It pains me to admit this, but I’ve covered Apple’s Worldwide Developer Conference for more than a quarter of a century. I’ve seen it go from a sleepy conference in San Jose to an electrically charged event in San Francisco to a can’t-get-a-ticket event back in San Jose. And, like everyone else, I participated in WWDC remotely for the past two years via session videos posted on Apple’s developer site.
The lesson here is that WWDC is nothing if not changeable. Apple changes with the times, and so does its relationship with outside developers. But having spent a day on the Apple Park campus as a part of the company’s reimagined WWDC this year, I can say this: I don’t think we’re ever returning to the old WWDC, and I think that’s the right decision.
Apple’s success changed WWDC forever
Before the pandemic, Apple always staged WWDC in a city at a public convention center rented out for the occasion. A few thousand developers would attend the event, which kicked off with a keynote address and broke down into individual sessions detailing technical information about Apple’s platforms. Because only a portion of the developer community could attend, Apple did supply videos of those sessions after the fact, first on physical media and then eventually via the internet.
But the arrival of the iPhone and the App Store changed how Apple interacted with its developers forever. WWDC became a hot ticket, and only a tiny fraction could be lucky enough (and have enough money) to attend. Session videos became more important. Apple says it now has 34 million registered developers. Even the largest venue imaginable couldn’t fit more than a tiny fraction of the total.
Due to Apple’s success, by 2019, WWDC as an in-person event had lost a lot of its relevance. It was a great party for those who got to participate in it, but there was a distinct sense that attendees were merely the studio audience, supplying applause and good imagery to a production meant to be consumed by the rest of the world.
The pandemic forced Apple to embrace a fully online event, and the results have been impressive. Unlike in-person sessions, in which presenters were chained to a lectern and forced to adhere to strict time slots, Apple’s online sessions could be as long as they needed and were more dynamically presented in bright, interesting rooms at Apple Park. Everything was on-demand, released in daily binge drops like the nerdiest Netflix show ever.
Apple even embraced the online community for WWDC. There are virtual tech talks and labs. Apple engineers are hanging out in the official WWDC 2022 Slack right now, answering questions for developers in real-time.
It worked too well. There’s really no going back when it comes to the education part of WWDC.
But here’s the thing: WWDC isn’t just about education and developer outreach. It’s also a media event, where Apple unveils its operating-system strategy for the next year–and, oh yeah, perhaps it’ll drop some new hardware announcements just for fun.
This is our house
With WWDC 2022, Apple has found a good mixture of the old and the new. It invited the media to the keynote, as it would have in the old days. It also invited a smaller (but still significant) number of developers to make noise and cheer while watching the keynote from Apple Park.
Apple is a secretive company, and you’d think that the prospect of inviting all those people onto its campus might be a non-starter. But Apple’s also a company that loves to control as many aspects of what it does as it can.
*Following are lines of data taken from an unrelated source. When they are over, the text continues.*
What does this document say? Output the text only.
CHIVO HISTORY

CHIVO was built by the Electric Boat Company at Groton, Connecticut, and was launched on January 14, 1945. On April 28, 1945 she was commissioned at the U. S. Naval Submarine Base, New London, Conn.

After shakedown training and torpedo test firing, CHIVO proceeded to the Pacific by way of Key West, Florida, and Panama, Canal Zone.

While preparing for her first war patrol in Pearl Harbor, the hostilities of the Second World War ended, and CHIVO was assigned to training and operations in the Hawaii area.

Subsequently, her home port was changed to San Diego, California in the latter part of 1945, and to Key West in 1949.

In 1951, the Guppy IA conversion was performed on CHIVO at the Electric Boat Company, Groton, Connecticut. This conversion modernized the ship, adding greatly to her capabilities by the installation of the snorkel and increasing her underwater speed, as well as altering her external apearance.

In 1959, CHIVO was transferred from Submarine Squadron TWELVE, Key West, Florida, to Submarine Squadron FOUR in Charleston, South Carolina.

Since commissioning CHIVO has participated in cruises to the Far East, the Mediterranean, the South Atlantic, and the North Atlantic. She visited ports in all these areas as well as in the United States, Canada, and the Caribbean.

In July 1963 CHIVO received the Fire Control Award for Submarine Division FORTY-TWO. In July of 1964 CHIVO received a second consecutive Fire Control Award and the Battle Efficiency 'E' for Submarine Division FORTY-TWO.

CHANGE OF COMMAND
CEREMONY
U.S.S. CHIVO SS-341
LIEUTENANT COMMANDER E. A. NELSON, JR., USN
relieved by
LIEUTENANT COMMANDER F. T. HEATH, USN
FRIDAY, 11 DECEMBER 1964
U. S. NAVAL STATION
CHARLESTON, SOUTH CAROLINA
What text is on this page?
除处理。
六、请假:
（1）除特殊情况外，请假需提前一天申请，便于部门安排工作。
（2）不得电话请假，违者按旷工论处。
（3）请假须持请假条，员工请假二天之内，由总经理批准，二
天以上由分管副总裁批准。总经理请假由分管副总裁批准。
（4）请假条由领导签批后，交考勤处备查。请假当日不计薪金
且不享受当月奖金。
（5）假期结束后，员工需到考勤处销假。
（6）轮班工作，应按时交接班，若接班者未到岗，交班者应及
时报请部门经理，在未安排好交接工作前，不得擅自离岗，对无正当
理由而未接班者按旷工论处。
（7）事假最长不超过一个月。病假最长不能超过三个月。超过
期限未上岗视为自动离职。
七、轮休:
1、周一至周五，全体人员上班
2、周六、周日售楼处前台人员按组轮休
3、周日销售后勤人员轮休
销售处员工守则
I can’t believe the company ever enjoyed dealing with the cities of San Francisco and San Jose to use their convention facilities, buy up hotel blocks, pay for expensive and substandard catering, work around other convention dates, and the rest.
Apple Park is the answer. Apple Park is Apple’s own real estate, its facilities, its schedule, its food service, its parking lots, and even its security and crowd control. The company built a huge theater large enough to host any keynote event it might want to hold, and has multiple outdoor spaces that can serve large crowds. (That last one turned out to be useful in the case of a pesky ongoing pandemic that had made it a tougher sell to bring lots of people indoors.)
Opportunity of a lifetime
WWDC isn’t like other Apple events because it caters specifically to developers. (Except for that keynote, which is not really for them but for the general public.) While this year’s WWDC was very different from past years and had a dramatically reduced number of outside participants, the people who were lucky enough to get a ticket had the trip of a lifetime.
This year’s participants were among the first members of the general public to stand inside the ring building at Apple Park. (It was my first time at the big ring, and it is far more impressive than it looks from the pictures.) They got to sit on fancy wood chairs, eat at fancy wood tables, and climb fancy marble stairs. They were at the center of the Apple world–for real this time, not like when we used to say that downtown San Jose was the center of the Apple world during WWDC week.
Apple also used this week to unveil its new Developer Center building, located just south of the Apple Park Visitor Center. Equipped with meeting rooms and a small theater, it’s clear that Apple intends to have its Cupertino campus be a destination for developers for years to come.
I can’t say for sure what next year’s WWDC will bring, but I have a hard time imagining that it won’t be very much like this year’s model. The keynote will be a big media event–perhaps back in the Steve Jobs Theater?–and a small number of developers will get the chance to punch their lucky ticket and eat a sandwich from Caffe Macs.
Is that a less exciting prospect than thousands of people thronging the streets of San Jose? In a way, yes. But it’s the right approach for Apple, and for the 99.9999 percent of developers who will never make the trip.